Absolutely. My view is more one of horror at the considerable reliance placed on gut feeling, belief systems and hope rather than science and cooperation.


NZ had swine flu just 10 days after the USA. Covid19 reached New Zealand before Berlin. Even back in 1918 the flu pandemic reached NZ in months at a time when that journey by ship wasn't much faster!


> NZ had swine flu just 10 days after the USA.

Correction, NZ had its first cases of swine flu connected directly with travel to Mexico, the epicenter of the pandemic, 10 days after the USA identified its first cases which were community spread. In other words the virus had been circulating for some time in the United States already and just happened to be observed then. Case in point. The US/Mexico border is the most crossed border in the world with 350 million documented crossings annually and undocumented crossings in the 6 figures annually. Each crossing is another chance that the virus gets in and starts spreading domestically which is why the first case was community spread and not associated with travel to Mexico.

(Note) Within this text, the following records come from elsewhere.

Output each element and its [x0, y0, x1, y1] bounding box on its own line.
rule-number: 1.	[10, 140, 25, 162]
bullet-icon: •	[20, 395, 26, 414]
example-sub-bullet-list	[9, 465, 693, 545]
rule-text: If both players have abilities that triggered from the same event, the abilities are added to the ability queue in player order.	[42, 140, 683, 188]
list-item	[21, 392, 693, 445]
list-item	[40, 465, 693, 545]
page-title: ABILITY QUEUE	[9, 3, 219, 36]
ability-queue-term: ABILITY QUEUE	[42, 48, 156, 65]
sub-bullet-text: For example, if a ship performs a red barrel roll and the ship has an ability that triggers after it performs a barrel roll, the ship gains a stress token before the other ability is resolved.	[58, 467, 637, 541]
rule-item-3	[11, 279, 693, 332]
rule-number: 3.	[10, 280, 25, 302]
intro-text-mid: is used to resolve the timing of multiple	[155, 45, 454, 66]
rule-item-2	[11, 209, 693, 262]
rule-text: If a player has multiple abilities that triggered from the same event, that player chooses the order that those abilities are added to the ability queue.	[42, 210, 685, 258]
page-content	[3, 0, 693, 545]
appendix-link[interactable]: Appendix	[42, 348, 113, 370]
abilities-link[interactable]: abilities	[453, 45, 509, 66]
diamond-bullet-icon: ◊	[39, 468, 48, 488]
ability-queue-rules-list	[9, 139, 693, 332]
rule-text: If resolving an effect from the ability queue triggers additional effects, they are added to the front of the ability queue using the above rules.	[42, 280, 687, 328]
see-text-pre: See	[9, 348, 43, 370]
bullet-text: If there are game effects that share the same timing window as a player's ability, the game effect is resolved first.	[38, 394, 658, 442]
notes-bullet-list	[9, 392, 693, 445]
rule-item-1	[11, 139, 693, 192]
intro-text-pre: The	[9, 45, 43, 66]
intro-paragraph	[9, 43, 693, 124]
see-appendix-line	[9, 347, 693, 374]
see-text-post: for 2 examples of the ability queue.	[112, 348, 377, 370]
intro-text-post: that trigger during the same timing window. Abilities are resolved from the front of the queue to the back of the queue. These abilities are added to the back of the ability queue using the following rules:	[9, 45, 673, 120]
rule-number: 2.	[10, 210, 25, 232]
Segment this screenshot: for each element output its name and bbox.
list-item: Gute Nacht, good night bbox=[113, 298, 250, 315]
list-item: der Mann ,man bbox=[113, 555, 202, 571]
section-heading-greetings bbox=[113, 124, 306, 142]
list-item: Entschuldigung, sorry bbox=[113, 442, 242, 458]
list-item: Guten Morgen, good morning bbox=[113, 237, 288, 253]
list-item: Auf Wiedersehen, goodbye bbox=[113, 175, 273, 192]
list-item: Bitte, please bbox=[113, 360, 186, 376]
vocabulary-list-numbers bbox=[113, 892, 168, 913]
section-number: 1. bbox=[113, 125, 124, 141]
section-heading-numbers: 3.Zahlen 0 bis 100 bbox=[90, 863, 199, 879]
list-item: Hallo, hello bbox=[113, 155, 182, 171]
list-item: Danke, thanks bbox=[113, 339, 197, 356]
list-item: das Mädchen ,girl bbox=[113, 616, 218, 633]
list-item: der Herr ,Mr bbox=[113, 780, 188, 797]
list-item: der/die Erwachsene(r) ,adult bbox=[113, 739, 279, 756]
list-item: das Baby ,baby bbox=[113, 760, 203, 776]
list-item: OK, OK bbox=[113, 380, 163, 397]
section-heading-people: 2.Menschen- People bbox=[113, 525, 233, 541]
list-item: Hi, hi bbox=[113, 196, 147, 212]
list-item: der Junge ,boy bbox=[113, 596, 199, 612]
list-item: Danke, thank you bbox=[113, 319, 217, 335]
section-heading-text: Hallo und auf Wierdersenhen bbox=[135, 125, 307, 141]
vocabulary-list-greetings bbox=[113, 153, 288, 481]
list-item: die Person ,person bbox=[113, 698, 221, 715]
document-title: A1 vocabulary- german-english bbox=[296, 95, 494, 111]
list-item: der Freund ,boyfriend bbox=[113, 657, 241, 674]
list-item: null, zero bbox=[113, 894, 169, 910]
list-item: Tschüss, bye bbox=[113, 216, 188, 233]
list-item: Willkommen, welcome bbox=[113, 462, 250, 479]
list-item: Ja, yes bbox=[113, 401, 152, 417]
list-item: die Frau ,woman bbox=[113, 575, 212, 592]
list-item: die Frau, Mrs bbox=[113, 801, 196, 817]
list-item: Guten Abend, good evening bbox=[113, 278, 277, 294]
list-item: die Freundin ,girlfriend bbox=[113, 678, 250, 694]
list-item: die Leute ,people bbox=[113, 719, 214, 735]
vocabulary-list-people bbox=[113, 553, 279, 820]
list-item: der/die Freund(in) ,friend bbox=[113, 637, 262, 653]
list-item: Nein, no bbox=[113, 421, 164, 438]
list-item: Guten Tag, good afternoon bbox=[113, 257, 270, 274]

> Covid19 reached New Zealand before Berlin.

Maybe the first detected case but considering that Germany had its first detected case in late January in Bavaria a full month before NZ's first case, again directly associated with international travel, the virus very well had opportunity to have already gotten to Berlin and elsewhere undetected.

> Even back in 1918 the flu pandemic reached NZ in months at a time when that journey by ship wasn't much faster!

This was the massive demobilization from WWI with a rush of repatriation from the epicenter of the pandemic which had been active in Europe for some time, Spain was just the first country to admit it had an epidemic. Again, my case in point, NZ was infected long after most of the rest of world because NZ is out of the way. Thank goodness it is.